What this means for technologists, federal agencies, and cloud customers

  • Technologists and security teams: Verify FortiSandbox versions in inventory against the affected lists (4.4.0–4.4.8; 5.0.0–5.0.5; all 4.2 versions) and prioritize updates to FortiSandbox 4.4.9 or 5.0.6 where applicable.
  • Federal agencies and CISA compliance officers: Meet the July 19 directive by applying Fortinet’s patches or implementing mitigations; discontinue cloud-based FortiSandbox services if no mitigation is available, per CISA guidance.

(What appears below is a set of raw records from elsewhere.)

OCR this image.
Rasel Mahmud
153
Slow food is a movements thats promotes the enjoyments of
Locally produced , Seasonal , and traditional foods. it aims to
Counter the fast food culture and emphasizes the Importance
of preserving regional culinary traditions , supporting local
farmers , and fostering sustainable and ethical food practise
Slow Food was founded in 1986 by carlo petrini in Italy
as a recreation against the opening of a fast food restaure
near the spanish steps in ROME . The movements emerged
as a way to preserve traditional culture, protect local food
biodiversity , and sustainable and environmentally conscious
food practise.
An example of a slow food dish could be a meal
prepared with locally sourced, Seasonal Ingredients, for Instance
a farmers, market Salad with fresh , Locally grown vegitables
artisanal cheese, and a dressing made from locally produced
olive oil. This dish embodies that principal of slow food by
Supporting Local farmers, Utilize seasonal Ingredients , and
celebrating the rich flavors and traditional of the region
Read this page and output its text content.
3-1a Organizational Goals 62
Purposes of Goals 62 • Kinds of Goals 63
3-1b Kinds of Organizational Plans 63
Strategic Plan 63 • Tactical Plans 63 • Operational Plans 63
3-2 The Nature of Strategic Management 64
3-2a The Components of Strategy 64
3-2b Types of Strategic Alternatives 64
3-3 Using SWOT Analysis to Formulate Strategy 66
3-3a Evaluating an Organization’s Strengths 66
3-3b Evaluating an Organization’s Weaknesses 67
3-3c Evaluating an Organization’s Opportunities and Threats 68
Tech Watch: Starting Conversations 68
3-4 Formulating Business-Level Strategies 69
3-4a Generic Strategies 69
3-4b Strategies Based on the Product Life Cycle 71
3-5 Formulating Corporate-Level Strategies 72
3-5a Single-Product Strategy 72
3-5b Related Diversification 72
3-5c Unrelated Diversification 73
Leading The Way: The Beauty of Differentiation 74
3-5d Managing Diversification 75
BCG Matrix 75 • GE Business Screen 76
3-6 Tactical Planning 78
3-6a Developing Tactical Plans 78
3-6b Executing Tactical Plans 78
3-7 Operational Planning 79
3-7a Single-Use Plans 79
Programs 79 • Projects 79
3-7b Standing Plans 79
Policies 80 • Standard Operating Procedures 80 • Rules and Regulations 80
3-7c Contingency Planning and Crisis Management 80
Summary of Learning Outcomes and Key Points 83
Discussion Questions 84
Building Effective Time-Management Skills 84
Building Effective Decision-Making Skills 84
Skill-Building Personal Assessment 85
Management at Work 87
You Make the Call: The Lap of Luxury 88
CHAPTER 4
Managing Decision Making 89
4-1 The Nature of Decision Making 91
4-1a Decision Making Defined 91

  • Cloud customers and procurement leads: Confirm whether their FortiSandbox deployments are Cloud or PaaS instances in the affected version ranges (Cloud/PaaS 5.0.4–5.0.5) and follow vendor guidance or discontinue service when mitigations are not provided.

CISA has not confirmed whether the two FortiSandbox vulnerabilities have been used in ransomware campaigns, and the agency’s KEV listing is the public sign that exploitation has been observed. With vendor patches published and a federal deadline imminent, the immediate question is whether organizations outside the federal perimeter will move as quickly to apply the same updates or to decommission affected cloud offerings where mitigations are lacking.